SAO PAULO, BRAZIL — Embraer anticipates production rebound and strong E2 sales in Chinese market.

After shipping a mere 57 commercial aircraft in 2022, Embraer has projected an uptick in production, forecasting a return to pre-pandemic rates of approximately 100 jets annually by 2026.

Embraer's Chief Financial Officer, Antonio Carlos Garcia, has estimated that commercial jet deliveries for the current year will number between 65 and 70 units, seven of which were dispatched during the first quarter. In a notable development, Garcia mentioned that this year's total will incorporate a mere 26 E-Jet E1s, marking the first time more units of the new E2 model will be delivered.

"By 2026, we could return to a production rate of about 100 aircraft per year," Commercial Aircraft Chief Executive Arjan Meijer stated at Embraer’s pre-Paris air show media event in Lisbon, Portugal on May 26. Achieving this target will require a surge in sales demand, reduced supply chain issues, and an alleviation of the current US pilot shortage, he further explained.

Embraer’s yearly output is already showing signs of a rebound, having escalated from 48 commercial jets in 2021 and 44 in the year prior. The company dispatched 89 E-Jets in the pre-pandemic year of 2019 and 90 in 2018, last hitting triple digits – 101 aircraft – in 2017.

Expressing confidence in the Chinese market, Meijer asserted the E2 model's robust sales potential. In 2022, Embraer earned certification for its E190-E2 from the Civil Aviation Authority of China, with aims for E195-E2 approval by the latter half of the year.

Asserting that Embraer's products could "perfectly co-exist and complement Chinese products," Meijer referred to Comac's ARJ21 and C919.

Moreover, Meijer projected a new wave of E175-E1 sales to US carriers to replace current fleets, given the absence of any near-term changes to existing scope clause restrictions. He announced active campaigns in the US and hinted at some upcoming developments.

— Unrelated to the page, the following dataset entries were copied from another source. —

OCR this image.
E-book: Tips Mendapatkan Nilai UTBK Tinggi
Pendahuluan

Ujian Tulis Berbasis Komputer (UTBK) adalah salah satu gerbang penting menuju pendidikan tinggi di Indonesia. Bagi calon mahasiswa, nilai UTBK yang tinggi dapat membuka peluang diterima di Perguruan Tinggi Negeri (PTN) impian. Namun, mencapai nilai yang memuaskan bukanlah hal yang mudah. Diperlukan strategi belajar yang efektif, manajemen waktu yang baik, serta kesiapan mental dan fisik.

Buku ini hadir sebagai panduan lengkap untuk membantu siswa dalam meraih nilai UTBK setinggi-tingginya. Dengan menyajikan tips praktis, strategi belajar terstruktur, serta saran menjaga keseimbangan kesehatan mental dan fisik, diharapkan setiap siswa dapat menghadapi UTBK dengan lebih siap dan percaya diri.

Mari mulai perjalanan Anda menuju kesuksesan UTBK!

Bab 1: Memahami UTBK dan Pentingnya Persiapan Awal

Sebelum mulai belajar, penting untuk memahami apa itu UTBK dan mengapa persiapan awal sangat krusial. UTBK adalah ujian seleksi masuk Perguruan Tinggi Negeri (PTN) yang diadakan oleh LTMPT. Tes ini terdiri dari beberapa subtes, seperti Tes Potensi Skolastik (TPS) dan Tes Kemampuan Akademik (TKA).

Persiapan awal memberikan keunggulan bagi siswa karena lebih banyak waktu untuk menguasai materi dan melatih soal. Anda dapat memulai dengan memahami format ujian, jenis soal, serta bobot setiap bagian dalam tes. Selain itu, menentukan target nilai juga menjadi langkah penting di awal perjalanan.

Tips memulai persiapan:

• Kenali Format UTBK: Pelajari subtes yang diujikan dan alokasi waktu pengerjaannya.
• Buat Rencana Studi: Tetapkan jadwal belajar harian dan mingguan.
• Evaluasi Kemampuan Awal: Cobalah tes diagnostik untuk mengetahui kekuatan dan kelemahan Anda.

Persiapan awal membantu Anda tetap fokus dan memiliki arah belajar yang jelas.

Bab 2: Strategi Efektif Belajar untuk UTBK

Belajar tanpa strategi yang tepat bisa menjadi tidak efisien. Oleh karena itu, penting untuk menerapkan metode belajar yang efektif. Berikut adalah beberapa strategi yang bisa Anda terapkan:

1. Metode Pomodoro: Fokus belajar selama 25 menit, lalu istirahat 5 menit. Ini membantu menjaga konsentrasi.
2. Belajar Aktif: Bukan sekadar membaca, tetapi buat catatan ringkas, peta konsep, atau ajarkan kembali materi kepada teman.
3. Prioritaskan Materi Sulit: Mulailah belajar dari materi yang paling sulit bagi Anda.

Meijer also shared the operational performance of the E2 family, amidst challenges such as the supply and support of Pratt & Whitney (P&W) PW1900G engines. Despite some teething problems, Meijer reported that the E2 fleet is performing admirably. As of late-May, only 12 of the delivered units were grounded due to engine and other issues.

Being the third platform to utilize P&W’s geared turbofan-family powerplants – after the A320neo and A220 – the E2 has been less impacted. Meijer disclosed that the PW1900G engines are being delivered with Block C combustor enhancements, and a solution for accelerated lining wear has already been put in place. By the fourth quarter of 2025, Embraer anticipates a final configuration to be operational.

While the engine situation is a topic of discussion with customers, Meijer notes, the improvements will be incorporated into the engines that customers will receive in the coming years, resulting in even more advanced technology.